The Matusevich Glacier Tongue joins Coombes Ridge in forming the west side of the bay.
Photographed from the air by United States Navy Operation Highjump in 1947.
Sketched and photographed by Phillip Law, leader of ANARE (Magga Dan) on Feb. 20, 1959.
Named by ANCA for Knud Lauritzen, shipowner of Copenhagen, Denmark, owner of Magga Dan and other vessels used by ANARE since 1954.

===Babushkin Island===
.
Small island lying 5.5 nmi north of Archer Point and 5 nmi east of Matusevich Glacier Tongue.
Mapped by the SovAE (1958) and named for Mikhail S. Babushkin (1893-1938), Soviet polar aviator lost in the Arctic.

===Terra Nova Islands===

.
Two small islands lying off the Antarctic coast about 14 nmi north of Williamson Head.
Sighted from the Magga Dan, Mar. 8, 1961, by ANARE under Phillip Law.
Named by ANCA after the expedition ship of the BrAE, 1910-13, the Terra Nova, from which Lt. H.L.L. Pennell, RN, discovered and charted coastal points in the vicinity.

===Harald Bay===
.
A bay about 4 nmi wide indenting the coast between Archer Point and Williamson Head.
Photographed from the air by United States Navy Operation Highjump in 1947.
Sketched and photographed by Phillip Law, leader of ANARE (Magga Dan) on Feb. 20, 1959.
Named by ANCA for Capt.

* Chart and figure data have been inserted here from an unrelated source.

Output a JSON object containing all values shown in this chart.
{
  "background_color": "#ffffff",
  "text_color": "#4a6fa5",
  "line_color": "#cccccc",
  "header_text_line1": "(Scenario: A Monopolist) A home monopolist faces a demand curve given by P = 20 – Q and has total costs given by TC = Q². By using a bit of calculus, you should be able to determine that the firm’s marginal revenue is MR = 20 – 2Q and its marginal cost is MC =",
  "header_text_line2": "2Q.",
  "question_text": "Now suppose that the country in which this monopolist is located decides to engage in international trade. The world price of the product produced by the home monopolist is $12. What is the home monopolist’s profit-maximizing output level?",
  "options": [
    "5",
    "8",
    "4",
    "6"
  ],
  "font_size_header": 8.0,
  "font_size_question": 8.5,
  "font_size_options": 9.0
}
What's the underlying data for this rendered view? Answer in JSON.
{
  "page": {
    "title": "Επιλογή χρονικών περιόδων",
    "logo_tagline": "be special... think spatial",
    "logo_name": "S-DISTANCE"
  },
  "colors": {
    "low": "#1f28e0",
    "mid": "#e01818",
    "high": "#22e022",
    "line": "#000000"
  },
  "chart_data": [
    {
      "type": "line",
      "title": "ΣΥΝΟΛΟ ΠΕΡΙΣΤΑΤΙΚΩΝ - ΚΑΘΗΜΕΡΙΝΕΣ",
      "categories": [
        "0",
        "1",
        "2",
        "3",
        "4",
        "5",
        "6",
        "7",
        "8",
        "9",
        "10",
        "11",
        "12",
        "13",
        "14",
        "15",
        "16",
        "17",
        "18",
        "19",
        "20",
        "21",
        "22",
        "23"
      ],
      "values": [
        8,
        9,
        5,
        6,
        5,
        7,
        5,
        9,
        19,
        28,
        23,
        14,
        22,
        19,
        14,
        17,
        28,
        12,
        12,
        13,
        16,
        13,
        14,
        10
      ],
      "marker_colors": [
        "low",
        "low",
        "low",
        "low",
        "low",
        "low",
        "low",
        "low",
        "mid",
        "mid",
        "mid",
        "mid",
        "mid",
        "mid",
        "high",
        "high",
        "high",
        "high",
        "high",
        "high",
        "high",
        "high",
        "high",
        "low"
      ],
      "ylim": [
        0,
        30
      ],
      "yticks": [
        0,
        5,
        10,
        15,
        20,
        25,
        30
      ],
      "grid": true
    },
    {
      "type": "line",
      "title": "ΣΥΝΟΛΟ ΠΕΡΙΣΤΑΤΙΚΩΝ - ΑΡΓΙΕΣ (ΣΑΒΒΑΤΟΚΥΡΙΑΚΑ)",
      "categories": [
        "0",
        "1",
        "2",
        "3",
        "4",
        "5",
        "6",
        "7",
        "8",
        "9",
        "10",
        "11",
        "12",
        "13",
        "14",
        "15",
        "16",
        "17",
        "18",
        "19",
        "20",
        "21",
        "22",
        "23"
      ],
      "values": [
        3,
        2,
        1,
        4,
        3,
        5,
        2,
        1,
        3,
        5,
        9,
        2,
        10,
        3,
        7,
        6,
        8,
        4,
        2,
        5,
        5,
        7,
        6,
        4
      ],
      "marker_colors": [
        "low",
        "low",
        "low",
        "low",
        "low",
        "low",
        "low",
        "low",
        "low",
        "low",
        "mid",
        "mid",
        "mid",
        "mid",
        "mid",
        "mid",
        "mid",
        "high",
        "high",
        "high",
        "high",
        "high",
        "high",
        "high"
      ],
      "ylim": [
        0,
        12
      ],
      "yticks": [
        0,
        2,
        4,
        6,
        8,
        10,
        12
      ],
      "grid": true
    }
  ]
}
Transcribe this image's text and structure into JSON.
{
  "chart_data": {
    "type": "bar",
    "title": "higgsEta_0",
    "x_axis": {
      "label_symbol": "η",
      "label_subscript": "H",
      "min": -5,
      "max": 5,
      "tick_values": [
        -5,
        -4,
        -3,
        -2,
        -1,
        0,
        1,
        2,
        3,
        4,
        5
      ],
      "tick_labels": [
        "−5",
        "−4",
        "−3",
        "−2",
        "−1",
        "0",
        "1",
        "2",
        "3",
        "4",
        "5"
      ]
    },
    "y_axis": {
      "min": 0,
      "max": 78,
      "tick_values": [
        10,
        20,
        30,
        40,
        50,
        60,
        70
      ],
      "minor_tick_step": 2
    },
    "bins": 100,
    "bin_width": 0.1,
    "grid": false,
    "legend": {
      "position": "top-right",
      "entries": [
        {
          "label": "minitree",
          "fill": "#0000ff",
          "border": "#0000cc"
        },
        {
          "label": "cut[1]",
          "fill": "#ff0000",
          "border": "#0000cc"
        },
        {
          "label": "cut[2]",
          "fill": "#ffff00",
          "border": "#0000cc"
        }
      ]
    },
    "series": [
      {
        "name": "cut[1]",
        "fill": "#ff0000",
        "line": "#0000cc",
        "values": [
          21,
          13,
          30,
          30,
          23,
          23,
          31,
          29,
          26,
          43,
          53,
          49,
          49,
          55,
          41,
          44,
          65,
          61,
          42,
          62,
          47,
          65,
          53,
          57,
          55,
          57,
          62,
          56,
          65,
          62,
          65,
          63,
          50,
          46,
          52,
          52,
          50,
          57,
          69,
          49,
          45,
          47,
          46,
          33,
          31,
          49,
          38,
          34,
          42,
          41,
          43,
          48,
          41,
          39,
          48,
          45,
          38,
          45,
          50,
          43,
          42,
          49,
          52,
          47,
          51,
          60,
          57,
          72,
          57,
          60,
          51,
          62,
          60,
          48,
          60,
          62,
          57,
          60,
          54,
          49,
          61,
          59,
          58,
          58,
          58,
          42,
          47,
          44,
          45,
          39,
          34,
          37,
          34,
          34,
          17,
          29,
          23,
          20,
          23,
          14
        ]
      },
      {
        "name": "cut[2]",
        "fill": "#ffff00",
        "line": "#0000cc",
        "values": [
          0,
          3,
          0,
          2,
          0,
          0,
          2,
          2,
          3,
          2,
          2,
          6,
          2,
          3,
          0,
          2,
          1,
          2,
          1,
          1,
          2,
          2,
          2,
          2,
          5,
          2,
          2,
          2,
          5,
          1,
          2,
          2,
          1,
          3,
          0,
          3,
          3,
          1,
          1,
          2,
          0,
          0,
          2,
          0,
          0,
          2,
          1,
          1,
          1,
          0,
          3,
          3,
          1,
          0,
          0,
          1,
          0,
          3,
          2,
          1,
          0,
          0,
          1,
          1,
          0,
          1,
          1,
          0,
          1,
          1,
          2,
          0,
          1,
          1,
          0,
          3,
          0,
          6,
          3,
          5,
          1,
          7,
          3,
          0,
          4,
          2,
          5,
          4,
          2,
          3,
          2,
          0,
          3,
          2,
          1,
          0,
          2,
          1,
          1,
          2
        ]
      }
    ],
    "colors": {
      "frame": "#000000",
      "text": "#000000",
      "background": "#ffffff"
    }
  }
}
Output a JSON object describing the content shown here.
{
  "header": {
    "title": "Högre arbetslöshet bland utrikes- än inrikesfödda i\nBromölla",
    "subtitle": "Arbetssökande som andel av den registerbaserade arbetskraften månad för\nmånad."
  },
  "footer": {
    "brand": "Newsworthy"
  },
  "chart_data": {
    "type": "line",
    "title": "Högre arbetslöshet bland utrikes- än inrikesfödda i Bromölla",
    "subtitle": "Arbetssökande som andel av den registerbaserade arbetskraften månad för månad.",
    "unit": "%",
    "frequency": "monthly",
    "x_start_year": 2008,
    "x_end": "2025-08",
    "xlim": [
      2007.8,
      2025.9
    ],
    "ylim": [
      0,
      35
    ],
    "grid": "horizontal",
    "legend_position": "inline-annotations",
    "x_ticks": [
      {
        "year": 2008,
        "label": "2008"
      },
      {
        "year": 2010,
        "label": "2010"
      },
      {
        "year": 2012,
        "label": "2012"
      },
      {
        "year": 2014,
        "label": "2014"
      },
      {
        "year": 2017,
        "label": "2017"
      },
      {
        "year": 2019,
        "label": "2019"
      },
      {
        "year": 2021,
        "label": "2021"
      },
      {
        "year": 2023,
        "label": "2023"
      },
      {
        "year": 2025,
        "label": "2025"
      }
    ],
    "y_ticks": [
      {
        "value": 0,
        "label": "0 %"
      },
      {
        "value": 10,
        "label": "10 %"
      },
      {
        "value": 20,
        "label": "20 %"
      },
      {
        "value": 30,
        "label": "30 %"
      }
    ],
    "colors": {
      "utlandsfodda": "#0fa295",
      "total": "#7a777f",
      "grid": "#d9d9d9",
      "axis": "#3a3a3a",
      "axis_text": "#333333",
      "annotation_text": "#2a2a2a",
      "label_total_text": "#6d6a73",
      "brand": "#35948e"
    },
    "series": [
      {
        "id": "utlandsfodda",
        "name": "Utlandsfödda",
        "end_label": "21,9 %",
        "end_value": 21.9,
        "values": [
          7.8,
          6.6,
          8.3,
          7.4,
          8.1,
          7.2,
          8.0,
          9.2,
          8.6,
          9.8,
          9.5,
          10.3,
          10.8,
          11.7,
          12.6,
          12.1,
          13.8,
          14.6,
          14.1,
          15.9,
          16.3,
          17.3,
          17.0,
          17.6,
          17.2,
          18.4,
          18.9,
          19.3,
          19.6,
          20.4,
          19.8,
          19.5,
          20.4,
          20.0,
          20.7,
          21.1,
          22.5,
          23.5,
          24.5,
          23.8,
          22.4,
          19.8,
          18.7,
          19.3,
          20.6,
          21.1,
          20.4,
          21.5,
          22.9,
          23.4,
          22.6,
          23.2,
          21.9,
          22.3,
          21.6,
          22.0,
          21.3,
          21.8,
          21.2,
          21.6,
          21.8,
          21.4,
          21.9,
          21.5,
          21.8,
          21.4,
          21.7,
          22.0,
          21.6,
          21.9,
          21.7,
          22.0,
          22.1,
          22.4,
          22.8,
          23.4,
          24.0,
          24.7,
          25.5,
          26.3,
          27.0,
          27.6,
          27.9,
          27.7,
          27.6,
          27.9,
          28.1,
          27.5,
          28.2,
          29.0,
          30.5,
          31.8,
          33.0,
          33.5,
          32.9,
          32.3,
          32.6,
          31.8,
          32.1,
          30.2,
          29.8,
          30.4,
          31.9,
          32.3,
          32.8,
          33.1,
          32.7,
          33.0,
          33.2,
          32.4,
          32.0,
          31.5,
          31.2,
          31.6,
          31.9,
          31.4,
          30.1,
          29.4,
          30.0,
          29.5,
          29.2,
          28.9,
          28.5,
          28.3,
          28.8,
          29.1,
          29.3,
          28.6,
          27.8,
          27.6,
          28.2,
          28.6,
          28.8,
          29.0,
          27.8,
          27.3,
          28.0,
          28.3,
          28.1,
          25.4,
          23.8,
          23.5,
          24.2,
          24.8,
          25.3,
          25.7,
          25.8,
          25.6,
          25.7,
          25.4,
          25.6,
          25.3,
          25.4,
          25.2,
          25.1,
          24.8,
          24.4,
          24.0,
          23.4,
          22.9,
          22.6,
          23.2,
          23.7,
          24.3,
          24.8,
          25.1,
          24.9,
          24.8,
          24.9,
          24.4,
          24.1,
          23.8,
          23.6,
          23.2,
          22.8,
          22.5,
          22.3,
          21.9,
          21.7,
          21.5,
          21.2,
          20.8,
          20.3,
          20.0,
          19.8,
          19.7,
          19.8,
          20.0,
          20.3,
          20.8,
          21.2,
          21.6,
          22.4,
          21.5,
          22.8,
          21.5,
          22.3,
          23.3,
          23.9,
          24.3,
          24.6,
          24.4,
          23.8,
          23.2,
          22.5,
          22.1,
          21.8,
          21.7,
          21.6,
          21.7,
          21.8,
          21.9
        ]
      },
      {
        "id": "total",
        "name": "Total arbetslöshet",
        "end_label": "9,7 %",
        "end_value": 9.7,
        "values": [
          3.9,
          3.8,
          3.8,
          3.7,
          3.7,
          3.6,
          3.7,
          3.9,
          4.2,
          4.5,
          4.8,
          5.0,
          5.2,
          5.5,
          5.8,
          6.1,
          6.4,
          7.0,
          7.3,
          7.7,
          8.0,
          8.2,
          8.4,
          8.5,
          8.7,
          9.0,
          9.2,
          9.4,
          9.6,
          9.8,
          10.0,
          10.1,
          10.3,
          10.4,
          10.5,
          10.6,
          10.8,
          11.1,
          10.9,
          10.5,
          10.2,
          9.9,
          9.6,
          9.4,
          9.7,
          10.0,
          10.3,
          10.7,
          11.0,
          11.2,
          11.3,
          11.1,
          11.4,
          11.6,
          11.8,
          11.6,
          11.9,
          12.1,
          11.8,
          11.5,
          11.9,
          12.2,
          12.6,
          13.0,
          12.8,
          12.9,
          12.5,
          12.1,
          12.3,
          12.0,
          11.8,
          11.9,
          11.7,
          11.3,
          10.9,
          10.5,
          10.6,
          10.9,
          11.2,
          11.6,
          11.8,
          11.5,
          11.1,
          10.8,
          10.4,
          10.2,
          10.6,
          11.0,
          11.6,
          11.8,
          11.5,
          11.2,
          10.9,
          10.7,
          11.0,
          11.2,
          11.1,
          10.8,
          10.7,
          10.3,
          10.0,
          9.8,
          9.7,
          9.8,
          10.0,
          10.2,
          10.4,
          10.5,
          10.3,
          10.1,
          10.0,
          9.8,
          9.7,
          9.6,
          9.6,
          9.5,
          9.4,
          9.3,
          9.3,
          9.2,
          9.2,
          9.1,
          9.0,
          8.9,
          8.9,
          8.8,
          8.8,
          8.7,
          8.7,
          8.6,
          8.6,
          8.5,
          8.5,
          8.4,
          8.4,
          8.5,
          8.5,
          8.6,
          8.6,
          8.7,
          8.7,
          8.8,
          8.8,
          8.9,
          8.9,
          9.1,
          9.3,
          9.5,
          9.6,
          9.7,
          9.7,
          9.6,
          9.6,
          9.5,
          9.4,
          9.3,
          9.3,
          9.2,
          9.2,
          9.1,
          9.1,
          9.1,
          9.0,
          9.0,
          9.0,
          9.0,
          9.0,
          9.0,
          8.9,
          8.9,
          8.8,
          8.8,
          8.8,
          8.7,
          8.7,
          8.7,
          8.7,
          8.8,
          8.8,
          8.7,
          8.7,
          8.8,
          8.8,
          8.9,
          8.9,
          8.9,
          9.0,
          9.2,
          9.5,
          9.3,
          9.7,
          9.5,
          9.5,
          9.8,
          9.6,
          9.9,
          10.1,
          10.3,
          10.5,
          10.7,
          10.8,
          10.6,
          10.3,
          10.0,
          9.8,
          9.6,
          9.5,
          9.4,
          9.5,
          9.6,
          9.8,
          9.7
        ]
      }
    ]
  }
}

Harald M011er Pederson, master of the Magga Dan during the expedition.

===Archer Point===
.
A rocky point on the coast marking the west side of Harald Bay.
Discovered in Feb. 1911 by Lt. H.L.L. Pennell, RN, in the Terra Nova, expedition ship of the BrAE, 1910-13, under Scott.
Named after W.W. Archer, chief steward of the expedition.

===Kartografov Island===

.
A small coastal island lying in the west part of the mouth of Harald Bay.
Photographed by United States Navy Operation Highjump (1946-47), the Soviet Antarctic Expedition (1957-58) and ANARE (1959).
The island was named Ostrov Kartografov (cartographers' island) by the Soviet expedition.

===Williamson Head===
.
A prominent cape 6 nmi west-northwest of Drake Head on the coast of Antarctica.
Discovered from the Terra Nova in February 1911 during Scott's last expedition.
Named for Petty Officer Thomas S. Williamson, Royal Navy, a member of the expedition.